Aussehen, typischerweise wie umgangssprachlich immer wieder verwendet, Rücken mausgrau bis graubraun / Bauch heller, sie sind nachtaktiv und werden in Ihrem Lebensraum, der sich in der Nähe des Menschen befindet, oft dann war genommen; ihr Sozialverhalten definiert sich als Gruppen bildend, Mäuse gelten als Allesfresser (omnivor) bevorzugen jedoch kleine Insekten, Sämereien, Gräser; zu den natürlichen Feinden zählen: Katzen, Eulen, Greifvögel.

     

Gewohnheiten und Lebensraum:

 

Leben in grossen Kolonien mit differenzierten sozialen Strukturen. Die Gruppenmitglieder verstehen sich gut untereinander, putzen sich gegenseitig und schlafen in gemeinsamen Nestern. Mäuse bewohnen Gänge und Höhlen, wo sie auch ihre Futtervorräte anlegen. In der Dämmerung gehen sie in ihrem relativ grossen Revier auf Futtersuche und sind dabei während vielen Stunden rennend, kletternd und auch grabend in Bewegung.

     

Lebenszyklus:

 

Ca. 18 Monate

     

Vermehrungsrate:

 

Schon im Alter von 3 Wochen geschlechtsreif. Die Weibchen bringen pro Wurf ca. 4 bis 16 Junge zur Welt. Innerhalb von 24 Stunden nach der Geburt ist das Weibchen bereits wieder empfängnisbereit und wird gedeckt, so dass es nach drei Wochen bereits wieder Junge zur Welt bringt. Es wäre also möglich, dass ein Mäusepaar innerhalb eines Jahres mindestens 100 Junge aufzieht, die in dieser Zeit selber auch mehrmals Junge haben.

     

Wissenswertes:

 

Können sich durch Löcher mit der Grösse eines Bleistifts oder Kugelschreibers zwängen. (Durchmesser von 6 bis 7 mm)

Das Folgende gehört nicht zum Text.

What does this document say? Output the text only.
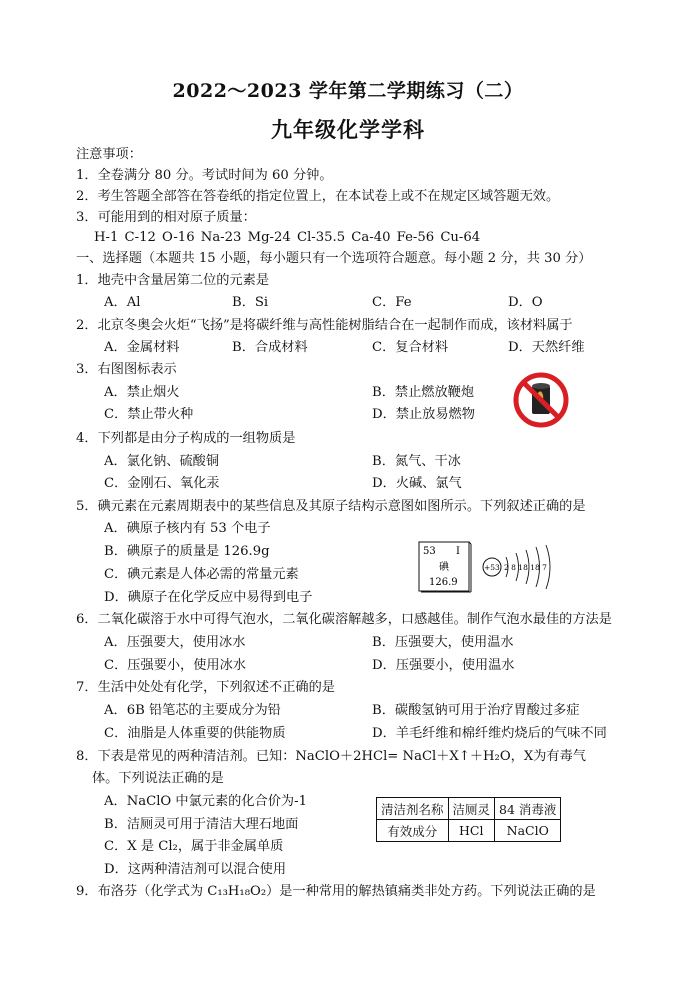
2022～2023 学年第二学期练习（二）
九年级化学学科
注意事项：
1．全卷满分 80 分。考试时间为 60 分钟。
2．考生答题全部答在答卷纸的指定位置上，在本试卷上或不在规定区域答题无效。
3．可能用到的相对原子质量：
H-1 C-12 O-16 Na-23 Mg-24 Cl-35.5 Ca-40 Fe-56 Cu-64
一、选择题（本题共 15 小题，每小题只有一个选项符合题意。每小题 2 分，共 30 分）
1．地壳中含量居第二位的元素是
A．Al	B．Si	C．Fe	D．O
2．北京冬奥会火炬“飞扬”是将碳纤维与高性能树脂结合在一起制作而成，该材料属于
A．金属材料	B．合成材料	C．复合材料	D．天然纤维
3．右图图标表示
A．禁止烟火	B．禁止燃放鞭炮
C．禁止带火种	D．禁止放易燃物
4．下列都是由分子构成的一组物质是
A．氯化钠、硫酸铜	B．氮气、干冰
C．金刚石、氧化汞	D．火碱、氯气
5．碘元素在元素周期表中的某些信息及其原子结构示意图如图所示。下列叙述正确的是
A．碘原子核内有 53 个电子
B．碘原子的质量是 126.9g
C．碘元素是人体必需的常量元素
D．碘原子在化学反应中易得到电子
53 I
碘
126.9
+53 2 8 18 18 7
6．二氧化碳溶于水中可得气泡水，二氧化碳溶解越多，口感越佳。制作气泡水最佳的方法是
A．压强要大，使用冰水	B．压强要大，使用温水
C．压强要小，使用冰水	D．压强要小，使用温水
7．生活中处处有化学，下列叙述不正确的是
A．6B 铅笔芯的主要成分为铅	B．碳酸氢钠可用于治疗胃酸过多症
C．油脂是人体重要的供能物质	D．羊毛纤维和棉纤维灼烧后的气味不同
8．下表是常见的两种清洁剂。已知：NaClO＋2HCl= NaCl＋X↑＋H₂O，X为有毒气
体。下列说法正确的是
A．NaClO 中氯元素的化合价为-1
B．洁厕灵可用于清洁大理石地面
C．X 是 Cl₂，属于非金属单质
D．这两种清洁剂可以混合使用
清洁剂名称	洁厕灵	84 消毒液
有效成分	HCl	NaClO
9．布洛芬（化学式为 C₁₃H₁₈O₂）是一种常用的解热镇痛类非处方药。下列说法正确的是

Mäuse benötigen keinen direkten Zugang zu Wasser, da sie meistens den ganzen Tagesbedarf an Wasser über das in der Nahrung enthaltene Wasser decken.

Kann ein einzelnes Mäusepärchen sich ungehindert und in idealem Umfeld mit ausreichend Nahrung bewegen, bleibt das Weibchen das ganze Jahr über fortpflanzungsfähig und kann so, aufgrund der zuvor erwähnten Biologie, kumuliert auf ein Jahr mehrere 1000 Nachkommen zeugen.

     

Schäden durch Mäuse:

 

Die Schneidezähne der Hausmäuse wachsen ihr Leben lang, weswegen die Hausmäuse regelmäßig und viel an harten Gegenständen nagen muss, um diese abzunutzen. So können sie erhebliche Schäden verursachen, wo immer sie sich aufhalten. Sie urinieren und koten aufgrund der hohen Futteraufnahme ebenfalls sehr häufig und verursachen so schnell starke Verunreinigungen.